I have been using VirtualBox for many many years for all kind of testing. My work flow is:
- create new virtual machine
- install Linux in it
- then have this virtual machine untouched
- clone in previous steps created virtual machine many times for all kind of tests
Above work flow massively spares the time to do the cloning instead of install operating system for every machine. Virtual machine clone only last for few seconds.
I have been using Ubuntu for 15+ years and have never had any problem with VirtualBox cloning. Also did not have any problem cloning virtual machine using Rocky Linux 8. But now with Rocky Linux 9, I have first got into following problem.
When virtual machine cloning is executed, VirtualBox renames disk names or disk IDs (I am not sure what) and after boot Rocky Linux 9 fails into “emergency mode”.
I have asked for help on VirtualBox forum and I have got the answer this is normal VirtualBox operation, when cloning is performed disk naming is changed. Speculation was, when Ubuntu or Rocky Linux 8 is cloned Linux referencing disk is different then in Rocky Linux 9 which probably has some disk names/ids references and so after Linux falls into emergency mode some manual changes are required.
Can you help me out, what changed do I need to do? I use Linux for years, but I have never deepen into Linux internals, because I need it for my applications.
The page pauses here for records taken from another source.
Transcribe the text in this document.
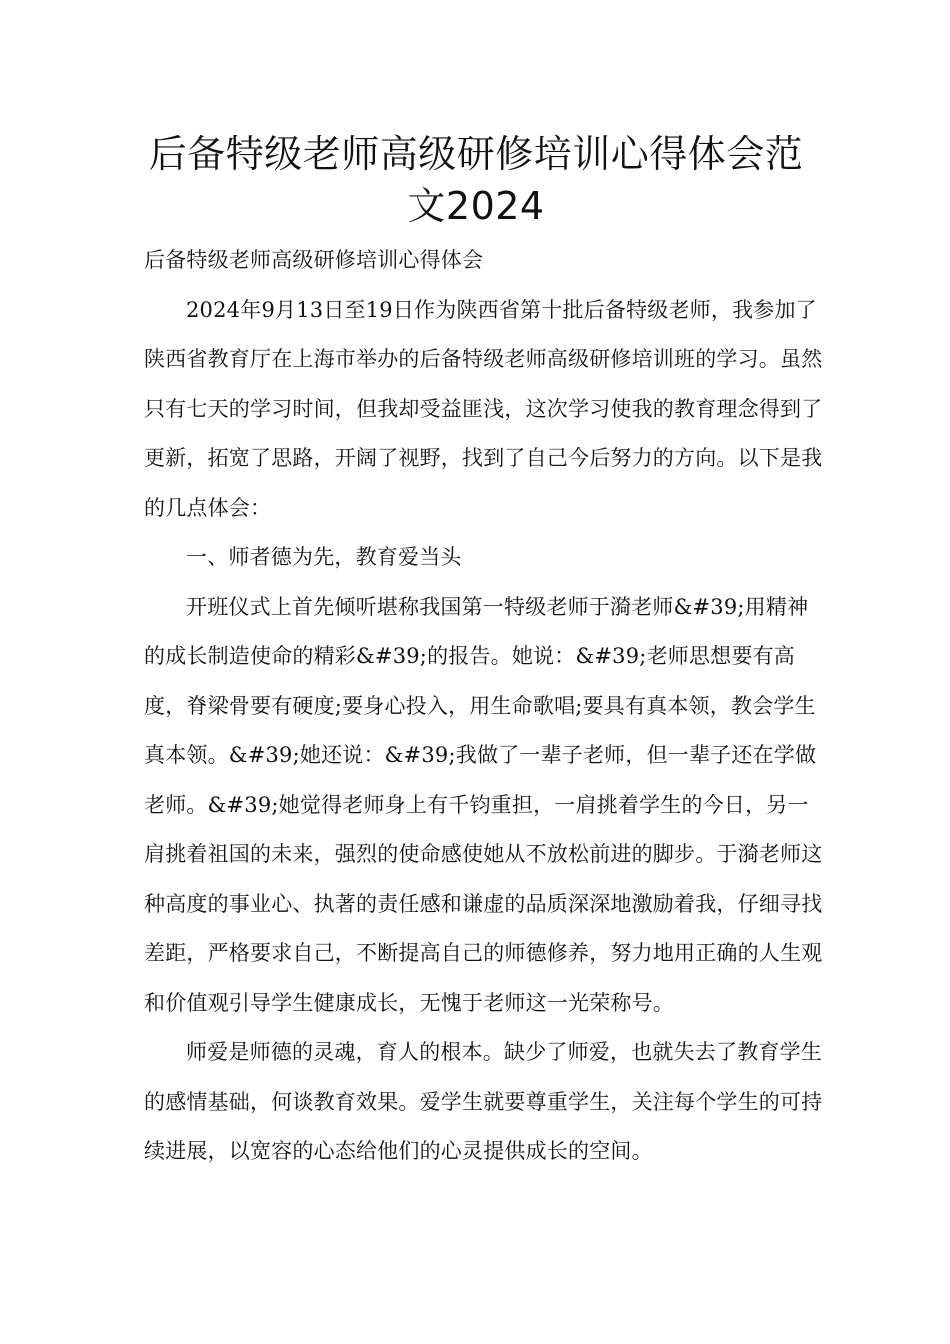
后备特级老师高级研修培训心得体会范文2024

后备特级老师高级研修培训心得体会

2024年9月13日至19日作为陕西省第十批后备特级老师，我参加了陕西省教育厅在上海市举办的后备特级老师高级研修培训班的学习。虽然只有七天的学习时间，但我却受益匪浅，这次学习使我的教育理念得到了更新，拓宽了思路，开阔了视野，找到了自己今后努力的方向。以下是我的几点体会：

一、师者德为先，教育爱当头

开班仪式上首先倾听堪称我国第一特级老师于漪老师&#39;用精神的成长制造使命的精彩&#39;的报告。她说：&#39;老师思想要有高度，脊梁骨要有硬度;要身心投入，用生命歌唱;要具有真本领，教会学生真本领。&#39;她还说：&#39;我做了一辈子老师，但一辈子还在学做老师。&#39;她觉得老师身上有千钧重担，一肩挑着学生的今日，另一肩挑着祖国的未来，强烈的使命感使她从不放松前进的脚步。于漪老师这种高度的事业心、执著的责任感和谦虚的品质深深地激励着我，仔细寻找差距，严格要求自己，不断提高自己的师德修养，努力地用正确的人生观和价值观引导学生健康成长，无愧于老师这一光荣称号。

师爱是师德的灵魂，育人的根本。缺少了师爱，也就失去了教育学生的感情基础，何谈教育效果。爱学生就要尊重学生，关注每个学生的可持续进展，以宽容的心态给他们的心灵提供成长的空间。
Any reference to some documentation or step-by-step instructions are very welcome.
RHEL (but this goes back to at least 7 or longer) does on “normal” install create /etc/fstab (and GRUB boot entries) with UUIDs, rather than hda/sda/vda names (because names are not always persistent).
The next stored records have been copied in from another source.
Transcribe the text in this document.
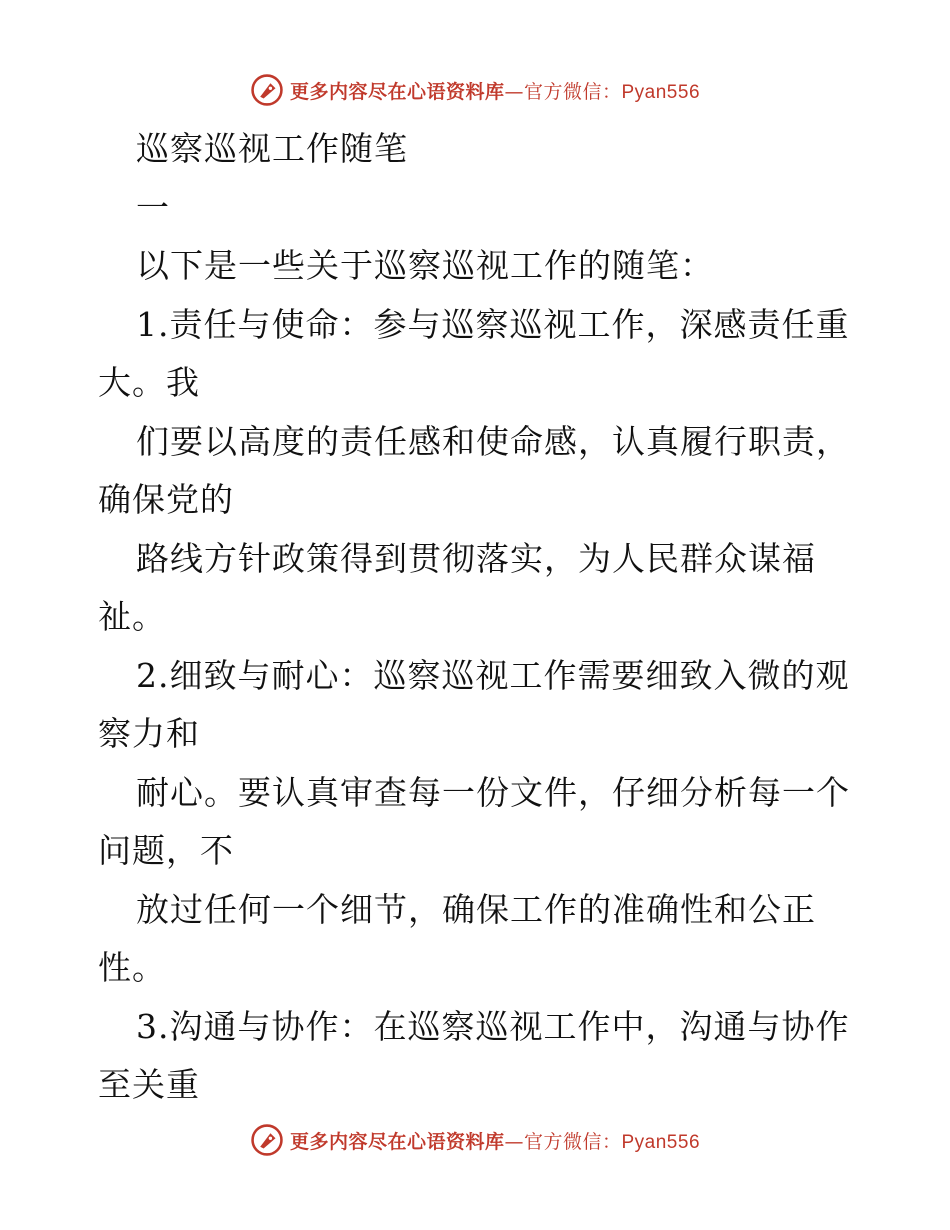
更多内容尽在心语资料库—官方微信：Pyan556
巡察巡视工作随笔
一
以下是一些关于巡察巡视工作的随笔：
1.责任与使命：参与巡察巡视工作，深感责任重
大。我
们要以高度的责任感和使命感，认真履行职责，
确保党的
路线方针政策得到贯彻落实，为人民群众谋福
祉。
2.细致与耐心：巡察巡视工作需要细致入微的观
察力和
耐心。要认真审查每一份文件，仔细分析每一个
问题，不
放过任何一个细节，确保工作的准确性和公正
性。
3.沟通与协作：在巡察巡视工作中，沟通与协作
至关重
更多内容尽在心语资料库—官方微信：Pyan556
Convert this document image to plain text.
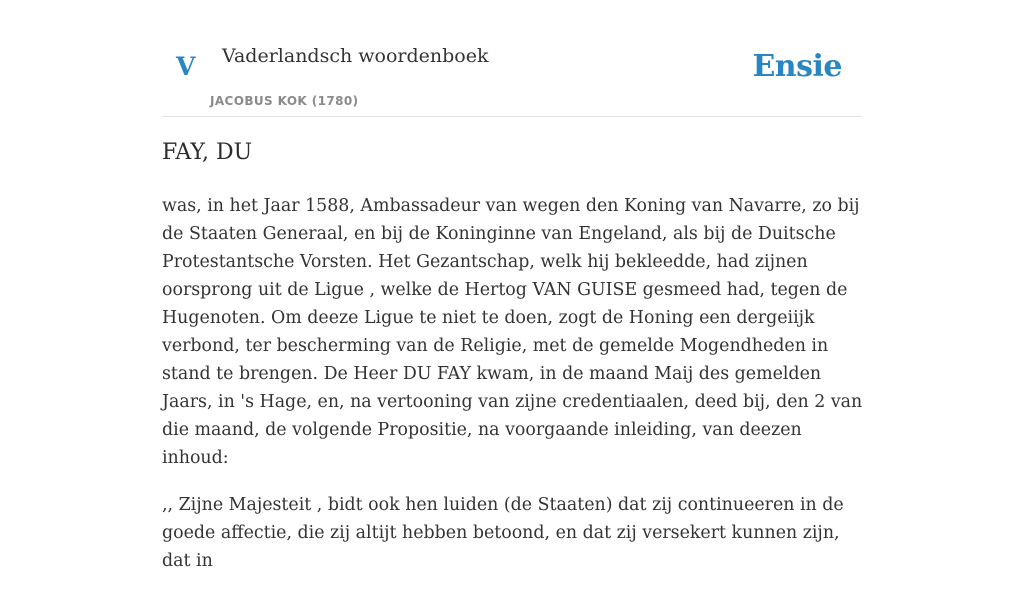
V Vaderlandsch woordenboek
JACOBUS KOK (1780)
Ensie
FAY, DU

was, in het Jaar 1588, Ambassadeur van wegen den Koning van Navarre, zo bij de Staaten Generaal, en bij de Koninginne van Engeland, als bij de Duitsche Protestantsche Vorsten. Het Gezantschap, welk hij bekleedde, had zijnen oorsprong uit de Ligue , welke de Hertog VAN GUISE gesmeed had, tegen de Hugenoten. Om deeze Ligue te niet te doen, zogt de Honing een dergeiijk verbond, ter bescherming van de Religie, met de gemelde Mogendheden in stand te brengen. De Heer DU FAY kwam, in de maand Maij des gemelden Jaars, in 's Hage, en, na vertooning van zijne credentiaalen, deed bij, den 2 van die maand, de volgende Propositie, na voorgaande inleiding, van deezen inhoud:

,, Zijne Majesteit , bidt ook hen luiden (de Staaten) dat zij continueeren in de goede affectie, die zij altijt hebben betoond, en dat zij versekert kunnen zijn, dat in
If the clone operation creates new filesystems with unique UUIDs, then those referrals break.
The default to use LVM alleviates/masks this somewhat, as the LVM volume identifiers tend to stay (by whatever magic).
I have solved the problem.
In emergency mode in cloned machine I typed in root password, then opened file
/etc/lvm/lvm.conf set to use_devicesfile=0 and rebooted.
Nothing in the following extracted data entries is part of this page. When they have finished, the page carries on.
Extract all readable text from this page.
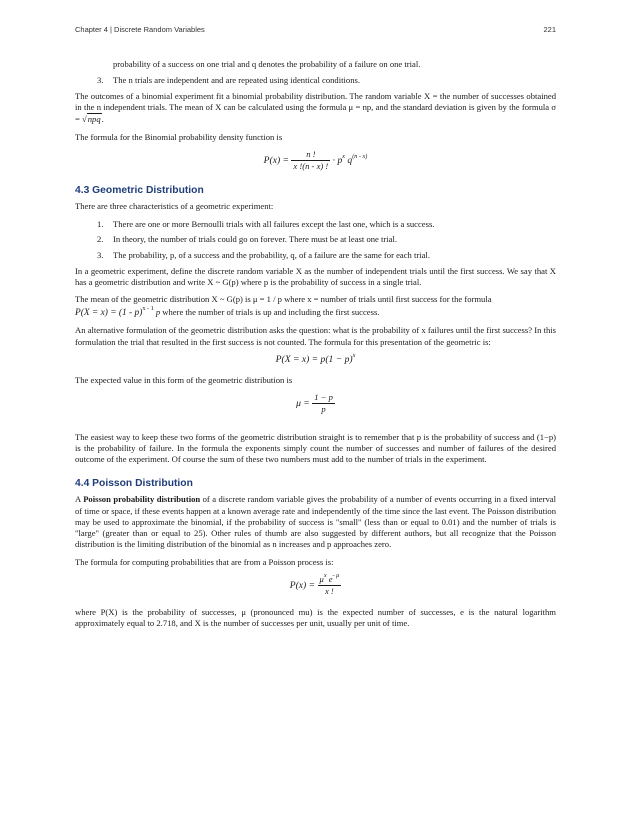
Chapter 4 | Discrete Random Variables	221
probability of a success on one trial and q denotes the probability of a failure on one trial.
3. The n trials are independent and are repeated using identical conditions.

The outcomes of a binomial experiment fit a binomial probability distribution. The random variable X = the number of successes obtained in the n independent trials. The mean of X can be calculated using the formula μ = np, and the standard deviation is given by the formula σ = √npq.

The formula for the Binomial probability density function is

$P(x) = \frac{n !}{x !(n - x) !} \cdot p^x$ $q^{(n - x)}$
4.3 Geometric Distribution

There are three characteristics of a geometric experiment:

1. There are one or more Bernoulli trials with all failures except the last one, which is a success.
2. In theory, the number of trials could go on forever. There must be at least one trial.
3. The probability, p, of a success and the probability, q, of a failure are the same for each trial.

In a geometric experiment, define the discrete random variable X as the number of independent trials until the first success. We say that X has a geometric distribution and write X ~ G(p) where p is the probability of success in a single trial.

The mean of the geometric distribution X ~ G(p) is μ = 1 / p where x = number of trials until first success for the formula

P(X = x) = (1 - p)$^{x - 1}$ p where the number of trials is up and including the first success.

An alternative formulation of the geometric distribution asks the question: what is the probability of x failures until the first success? In this formulation the trial that resulted in the first success is not counted. The formula for this presentation of the geometric is:

$P(X = x) = p(1 - p)^x$

The expected value in this form of the geometric distribution is

$\mu = \frac{1 - p}{p}$

The easiest way to keep these two forms of the geometric distribution straight is to remember that p is the probability of success and (1−p) is the probability of failure. In the formula the exponents simply count the number of successes and number of failures of the desired outcome of the experiment. Of course the sum of these two numbers must add to the number of trials in the experiment.

4.4 Poisson Distribution

A Poisson probability distribution of a discrete random variable gives the probability of a number of events occurring in a fixed interval of time or space, if these events happen at a known average rate and independently of the time since the last event. The Poisson distribution may be used to approximate the binomial, if the probability of success is "small" (less than or equal to 0.01) and the number of trials is "large" (greater than or equal to 25). Other rules of thumb are also suggested by different authors, but all recognize that the Poisson distribution is the limiting distribution of the binomial as n increases and p approaches zero.

The formula for computing probabilities that are from a Poisson process is:

$P(x) = \frac{\mu^x e^{- \mu}}{x !}$

where P(X) is the probability of successes, μ (pronounced mu) is the expected number of successes, e is the natural logarithm approximately equal to 2.718, and X is the number of successes per unit, usually per unit of time.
I described the details in VirtualBox forum (see my first post).
Thanks, it works. Is there any downside to it? Is it LVM is disabled or something?
man lvm.conf points to
lvmconfig --type default --withcomments which tells:
# Configuration option devices/use_devicesfile.
# Enable or disable the use of a devices file.
# When enabled, lvm will only use devices that
# are lised in the devices file. A devices file will
# be used, regardless of this setting, when the --devicesfile
# option is set to a specific file name.
# This configuration option has an automatic default value.
In other words LVM is enabled either way, but with
use_devicesfile=0 it does scan all devices for PV, VG, LV metadata.
Downside? If the system has (LVM) volumes that the host should not scan/detect/enable (e.g. for VM guests), then one has to tune the other options in the
devices section in order to not scan all volumes.